オンライン書店ビーケーワン:摩天楼の怪人2005.10東京創元社\3,000


病床につく大女優ジョディ・サリナスは昔犯した犯罪を告白した…
しかし、それは不可能犯罪。だからこそ、ジョディは容疑を免れて
いたのだった。ミタライはこの謎を解けるのか!
 
美麗なカラー挿画付きの豪華な本格ミステリである。
著者「後書き」もあり製作過程やネタ元が知れて面白いのだが、
ネタバレしないよう最初から順序よく読むのがおすすめ。
 
ようやく、「ネジ式ザゼツキー」以来ようやくの御手洗潔復活である。
いちおうシリーズとしては石岡君が活躍する「龍臥亭幻想」が出ては
いたのだが、こちらではどうも作中世界にのれなかったのである
(それは私がカズミストではなくミタライアンのせいだけではないはずだ)。
 
それが本作では違った。

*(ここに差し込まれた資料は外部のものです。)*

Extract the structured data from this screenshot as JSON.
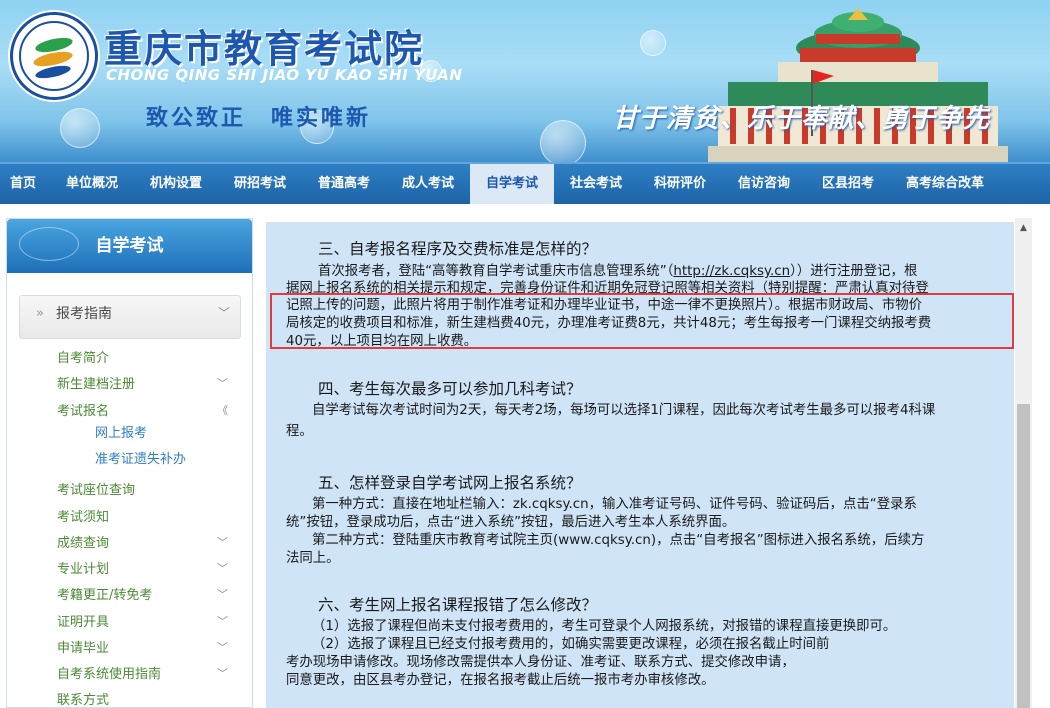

しょっぱなから50年前の殺人が明かされ、
御手洗が挑戦を受ける…本作は、過ぎし日の名作群
占星術」「斜め屋敷」「暗闇坂」…etc.の流れをくむ、
大作にして傑作ミステリーなのだ。これでもかと起こる密室殺人や猟奇殺人に
またたくまに魅了されてしまい、ぐいぐいと引きこまれ、本の分厚さを
全く感じぬうちに読み終えることが出来た。挿話ひとつひとつにまで
煌めきを感じるつくりで堪能した。
 
また猟奇的犯罪を扱いながら、そこに社会派的側面も盛り込まれており、
読後いろいろと考えさせられるところも余韻深い。
 
無粋なことを言えば、果たしてこの現象は実際に起こりうるものなのか…?
など疑念がわきそうな部分もあるが、これだけ酔わせてくれるのならば物語と
してアリだろう。
 
唯一気になったのは、物語における彼の存在が微妙に影が薄く感じられること。
御手洗の頭脳のキレは感じられるものの、彼が名探偵という称号に倦んでいる
のでなければよいのだが。
名探偵・御手洗潔の次の活躍を鶴首して待ちたい。